Muhammad Idris - detikFinance
Rabu, 14 Des 2016 11:14 WIB
Foto: Muhammad Idris
Jakarta - Sejumlah hasil putusan kartel oleh Komisi Pengawas Persaingan Usaha (KPPU) dianggap banyak pihak kurang tepat dan tidak berimbang. Salah satunya jika putusan-putusan itu dianalisa dari segi statistik.

Dosen Fakultas Ekonomi Universitas Indonesia (UI), Anton Hendranata, selama ini mengamati hasil putusan KPPU yang secara analisa dan hitungan data statistik, banyak tuduhan KPPU yang dibuat investigatornya tidak akurat serta salah alamat.

"Kalau data yang masuk salah, maka jika ditarik hasilnya pun akan salah. Ketika pemetaannya salah pada industri yang dituduh kartel, maka putusannya juga akan salah," papar Anton di acara 'Examinasi Putusan-putusan KPPU' di Pascasarjana UPH, Jakarta, Rabu (14/12/2016).

SCROLL TO CONTINUE WITH CONTENT

Dia mencontohkan, pada kasus putusan kartel pada minuman serbuk olahan sachet, KPPU menjerat hanya 5 perusahaan yakni produsen Pop Ice, S'cafe, Milk Juss, Camelo, dan Soo Ice. Padahal di industri ini, setidaknya ada 1.491 produk minuman perasa yang beredar di Indonesia.

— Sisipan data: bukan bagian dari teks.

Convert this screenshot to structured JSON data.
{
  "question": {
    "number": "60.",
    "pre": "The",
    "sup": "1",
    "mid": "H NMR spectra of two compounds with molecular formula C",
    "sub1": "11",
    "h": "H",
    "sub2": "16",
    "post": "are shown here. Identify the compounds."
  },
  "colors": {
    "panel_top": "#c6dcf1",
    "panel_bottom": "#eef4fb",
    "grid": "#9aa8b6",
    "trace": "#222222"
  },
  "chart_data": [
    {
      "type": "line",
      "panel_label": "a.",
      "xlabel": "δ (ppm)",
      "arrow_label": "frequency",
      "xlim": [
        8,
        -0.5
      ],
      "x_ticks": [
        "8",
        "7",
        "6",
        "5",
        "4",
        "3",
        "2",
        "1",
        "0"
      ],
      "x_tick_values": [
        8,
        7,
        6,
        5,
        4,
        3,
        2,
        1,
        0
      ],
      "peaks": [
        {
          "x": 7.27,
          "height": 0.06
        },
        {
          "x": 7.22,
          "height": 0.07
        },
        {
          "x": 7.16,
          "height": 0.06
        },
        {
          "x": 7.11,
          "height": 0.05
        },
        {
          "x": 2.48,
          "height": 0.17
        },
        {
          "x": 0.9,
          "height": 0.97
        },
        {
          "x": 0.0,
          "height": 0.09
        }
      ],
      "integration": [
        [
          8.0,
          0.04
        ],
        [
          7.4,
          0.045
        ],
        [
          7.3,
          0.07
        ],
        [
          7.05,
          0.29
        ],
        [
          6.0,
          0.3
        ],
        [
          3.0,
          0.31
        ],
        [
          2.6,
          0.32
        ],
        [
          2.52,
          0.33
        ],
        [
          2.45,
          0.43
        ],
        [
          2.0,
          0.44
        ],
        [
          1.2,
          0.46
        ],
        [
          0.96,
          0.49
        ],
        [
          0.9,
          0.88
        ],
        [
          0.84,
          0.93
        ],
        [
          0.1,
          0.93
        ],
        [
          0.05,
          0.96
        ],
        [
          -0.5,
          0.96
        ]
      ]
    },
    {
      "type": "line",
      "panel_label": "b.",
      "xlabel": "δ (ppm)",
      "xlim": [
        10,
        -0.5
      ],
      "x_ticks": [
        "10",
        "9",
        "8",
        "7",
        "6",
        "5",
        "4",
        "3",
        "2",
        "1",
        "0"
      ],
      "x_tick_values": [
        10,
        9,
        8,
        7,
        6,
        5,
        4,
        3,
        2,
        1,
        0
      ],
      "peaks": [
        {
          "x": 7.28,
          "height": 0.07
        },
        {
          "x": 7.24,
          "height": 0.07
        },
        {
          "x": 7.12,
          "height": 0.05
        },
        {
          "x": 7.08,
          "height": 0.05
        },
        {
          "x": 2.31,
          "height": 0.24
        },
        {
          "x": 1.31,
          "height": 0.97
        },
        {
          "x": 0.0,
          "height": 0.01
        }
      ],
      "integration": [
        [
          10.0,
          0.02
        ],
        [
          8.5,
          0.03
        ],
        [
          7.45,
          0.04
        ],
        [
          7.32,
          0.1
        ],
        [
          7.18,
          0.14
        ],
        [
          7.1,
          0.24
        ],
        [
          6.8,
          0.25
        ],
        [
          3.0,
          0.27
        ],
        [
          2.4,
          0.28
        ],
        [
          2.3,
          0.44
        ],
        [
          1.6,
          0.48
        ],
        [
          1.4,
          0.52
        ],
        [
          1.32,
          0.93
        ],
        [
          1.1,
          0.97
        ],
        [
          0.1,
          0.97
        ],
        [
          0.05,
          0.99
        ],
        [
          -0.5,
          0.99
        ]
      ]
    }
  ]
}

"Jika dibuktikan secara statistik, penggunaan teori sampling, maka sampel produk jadi tidak valid. Akibatnya perhitungan market share jadi salah. Dengan jumlah produk 1.491, sebaiknya menggunakan cluster analysis untuk mengelompokkan produk yang sifatnya homogen dengan variabel harga, usia konsumen, pendapatan, dan lainnya," terang Anton.

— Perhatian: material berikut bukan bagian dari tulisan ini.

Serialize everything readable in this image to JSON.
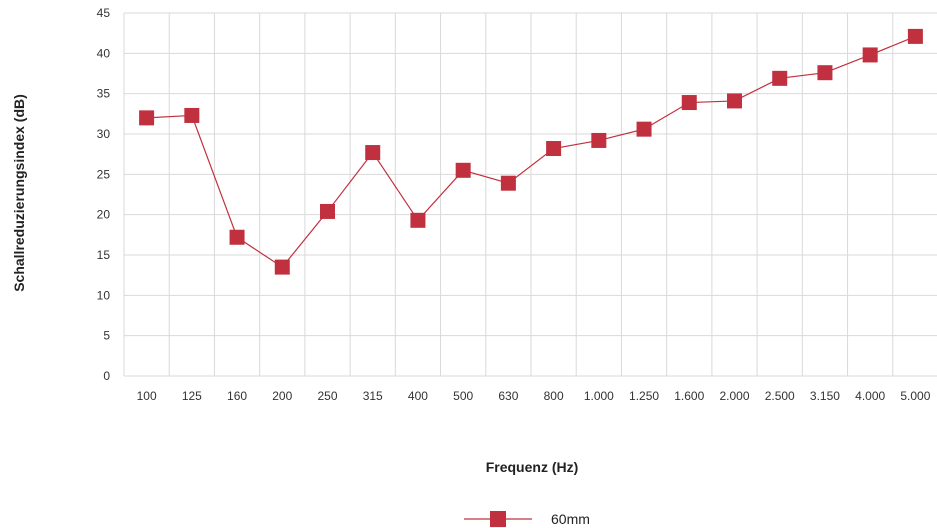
{
  "chart_data": {
    "type": "line",
    "title": "",
    "xlabel": "Frequenz (Hz)",
    "ylabel": "Schallreduzierungsindex (dB)",
    "ylim": [
      0,
      45
    ],
    "y_ticks": [
      "0",
      "5",
      "10",
      "15",
      "20",
      "25",
      "30",
      "35",
      "40",
      "45"
    ],
    "grid": true,
    "legend_position": "bottom-center",
    "categories": [
      "100",
      "125",
      "160",
      "200",
      "250",
      "315",
      "400",
      "500",
      "630",
      "800",
      "1.000",
      "1.250",
      "1.600",
      "2.000",
      "2.500",
      "3.150",
      "4.000",
      "5.000"
    ],
    "series": [
      {
        "name": "60mm",
        "color": "#c0303f",
        "marker": "square",
        "values": [
          32,
          32.3,
          17.2,
          13.5,
          20.4,
          27.7,
          19.3,
          25.5,
          23.9,
          28.2,
          29.2,
          30.6,
          33.9,
          34.1,
          36.9,
          37.6,
          39.8,
          42.1
        ]
      }
    ]
  }
}
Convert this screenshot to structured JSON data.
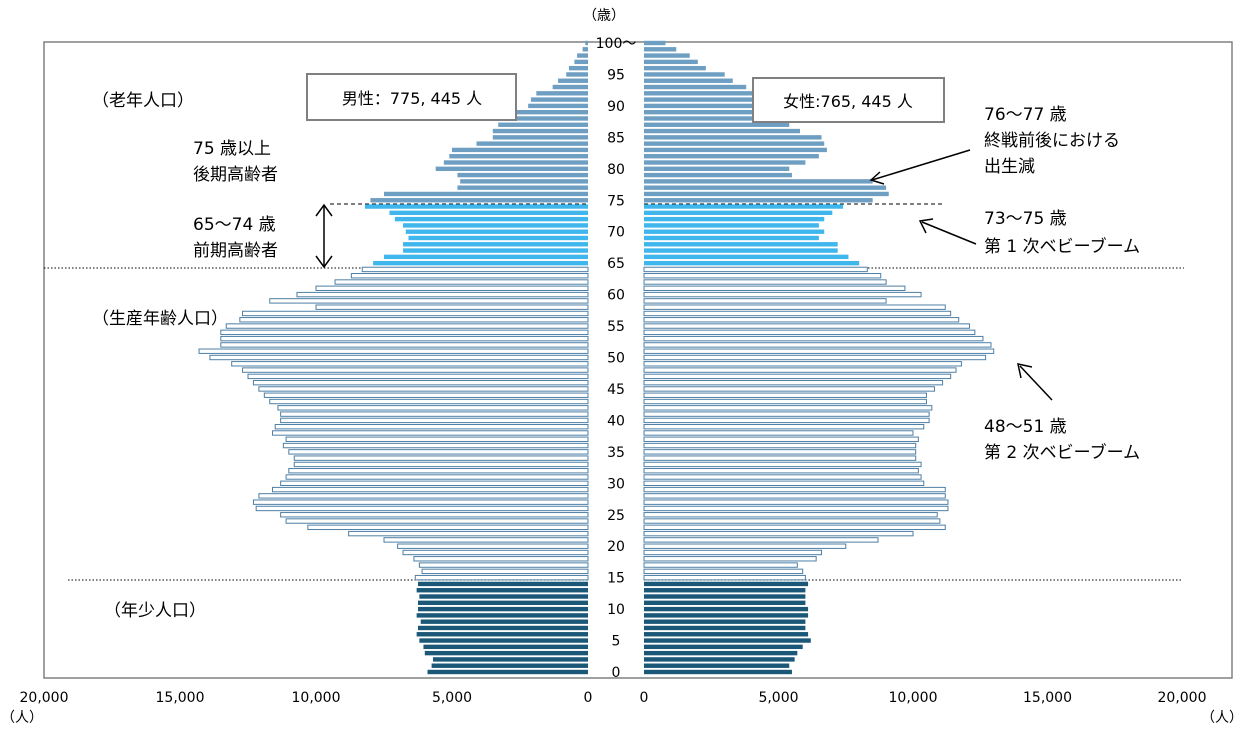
{
  "chart_data": {
    "type": "bar",
    "orientation": "horizontal",
    "layout": "population-pyramid",
    "x_unit": "（人）",
    "y_unit": "（歳）",
    "xlim": [
      0,
      20000
    ],
    "ages": [
      0,
      1,
      2,
      3,
      4,
      5,
      6,
      7,
      8,
      9,
      10,
      11,
      12,
      13,
      14,
      15,
      16,
      17,
      18,
      19,
      20,
      21,
      22,
      23,
      24,
      25,
      26,
      27,
      28,
      29,
      30,
      31,
      32,
      33,
      34,
      35,
      36,
      37,
      38,
      39,
      40,
      41,
      42,
      43,
      44,
      45,
      46,
      47,
      48,
      49,
      50,
      51,
      52,
      53,
      54,
      55,
      56,
      57,
      58,
      59,
      60,
      61,
      62,
      63,
      64,
      65,
      66,
      67,
      68,
      69,
      70,
      71,
      72,
      73,
      74,
      75,
      76,
      77,
      78,
      79,
      80,
      81,
      82,
      83,
      84,
      85,
      86,
      87,
      88,
      89,
      90,
      91,
      92,
      93,
      94,
      95,
      96,
      97,
      98,
      99,
      100
    ],
    "age_tick_labels": [
      "0",
      "5",
      "10",
      "15",
      "20",
      "25",
      "30",
      "35",
      "40",
      "45",
      "50",
      "55",
      "60",
      "65",
      "70",
      "75",
      "80",
      "85",
      "90",
      "95",
      "100〜"
    ],
    "x_tick_labels_left": [
      "20,000",
      "15,000",
      "10,000",
      "5,000",
      "0"
    ],
    "x_tick_labels_right": [
      "0",
      "5,000",
      "10,000",
      "15,000",
      "20,000"
    ],
    "groups": [
      {
        "name": "（年少人口）",
        "from": 0,
        "to": 14,
        "color": "#1b5878"
      },
      {
        "name": "（生産年齢人口）",
        "from": 15,
        "to": 64,
        "color": "#c7dbee"
      },
      {
        "name": "前期高齢者",
        "from": 65,
        "to": 74,
        "color": "#3fb6ec"
      },
      {
        "name": "後期高齢者",
        "from": 75,
        "to": 100,
        "color": "#6e9fc3"
      }
    ],
    "series": [
      {
        "name": "男性",
        "total_label": "男性：775,445 人",
        "values": [
          5900,
          5750,
          5700,
          6000,
          6050,
          6200,
          6300,
          6250,
          6150,
          6300,
          6250,
          6250,
          6200,
          6300,
          6250,
          6350,
          6100,
          6200,
          6400,
          6800,
          7000,
          7500,
          8800,
          10300,
          11100,
          11300,
          12200,
          12300,
          12100,
          11600,
          11300,
          11100,
          11000,
          10800,
          10800,
          11000,
          11200,
          11100,
          11600,
          11500,
          11300,
          11300,
          11400,
          11700,
          11900,
          12100,
          12300,
          12500,
          12700,
          13100,
          13900,
          14300,
          13500,
          13500,
          13500,
          13300,
          12800,
          12700,
          10000,
          11700,
          10700,
          10000,
          9300,
          8700,
          8300,
          7900,
          7500,
          6800,
          6800,
          6600,
          6700,
          6800,
          7100,
          7300,
          8200,
          8000,
          7500,
          4800,
          4700,
          4800,
          5600,
          5300,
          5100,
          5000,
          4100,
          3500,
          3500,
          3300,
          3000,
          2700,
          2200,
          2100,
          1900,
          1300,
          1100,
          800,
          700,
          500,
          400,
          200,
          100
        ]
      },
      {
        "name": "女性",
        "total_label": "女性:765,445 人",
        "values": [
          5500,
          5400,
          5600,
          5700,
          5900,
          6200,
          6100,
          6000,
          6000,
          6100,
          6100,
          6000,
          6000,
          6000,
          6100,
          6000,
          5900,
          5700,
          6400,
          6600,
          7500,
          8700,
          10000,
          11200,
          11000,
          10900,
          11300,
          11300,
          11200,
          11200,
          10400,
          10300,
          10200,
          10300,
          10100,
          10100,
          10100,
          10200,
          10000,
          10400,
          10600,
          10600,
          10700,
          10500,
          10500,
          10800,
          11100,
          11400,
          11600,
          11800,
          12700,
          13000,
          12900,
          12600,
          12300,
          12100,
          11700,
          11400,
          11200,
          9000,
          10300,
          9700,
          9000,
          8800,
          8300,
          8000,
          7600,
          7200,
          7200,
          6500,
          6700,
          6500,
          6700,
          7000,
          7400,
          8500,
          9100,
          9000,
          8500,
          5500,
          5400,
          6000,
          6500,
          6800,
          6700,
          6600,
          5800,
          5400,
          5600,
          4800,
          4600,
          4700,
          4300,
          3800,
          3300,
          3000,
          2300,
          2000,
          1700,
          1200,
          800
        ]
      }
    ],
    "annotations": [
      {
        "id": "male_total",
        "text": "男性：775, 445 人"
      },
      {
        "id": "female_total",
        "text": "女性:765, 445 人"
      },
      {
        "id": "old",
        "text": "（老年人口）"
      },
      {
        "id": "latter_elderly_1",
        "text": "75 歳以上"
      },
      {
        "id": "latter_elderly_2",
        "text": "後期高齢者"
      },
      {
        "id": "former_elderly_1",
        "text": "65〜74 歳"
      },
      {
        "id": "former_elderly_2",
        "text": "前期高齢者"
      },
      {
        "id": "working",
        "text": "（生産年齢人口）"
      },
      {
        "id": "young",
        "text": "（年少人口）"
      },
      {
        "id": "war_1",
        "text": "76〜77 歳"
      },
      {
        "id": "war_2",
        "text": "終戦前後における"
      },
      {
        "id": "war_3",
        "text": "出生減"
      },
      {
        "id": "boom1_1",
        "text": "73〜75 歳"
      },
      {
        "id": "boom1_2",
        "text": "第 1 次ベビーブーム"
      },
      {
        "id": "boom2_1",
        "text": "48〜51 歳"
      },
      {
        "id": "boom2_2",
        "text": "第 2 次ベビーブーム"
      }
    ]
  }
}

Dari analisa statistik yang salah untuk pembuktian dari investigator KPPU ini, sambungnya, membuat banyak keputusan KPPU keliru. Kesalahan tersebut antara lain kegagalan mendefinisikan produk yang bersaing, produk subtitusi, kesalahan penghitungan pangsa pasar, dan kegagalan menentukan posisi dominan.

Dia kembali mencontohkan, dalam kasus putusan KPPU atas kartel ban, investigator mengkategorikan semua produsen ban sebagai pabrikan ban yang homogan. Padahal produsen-produsen ban mobil tersebut memproduksi jenis ban dengan diameter ring yang berbeda.

"Padahal mobil penumpang untuk ban ada ring 13, ring 14, ring 15, dan ring 16. Dan setiap ring mempunyai dimensi yang bervariasi lagi. Sehingga di sini ada kesalahan dalam penentuan market share," jelas Anton.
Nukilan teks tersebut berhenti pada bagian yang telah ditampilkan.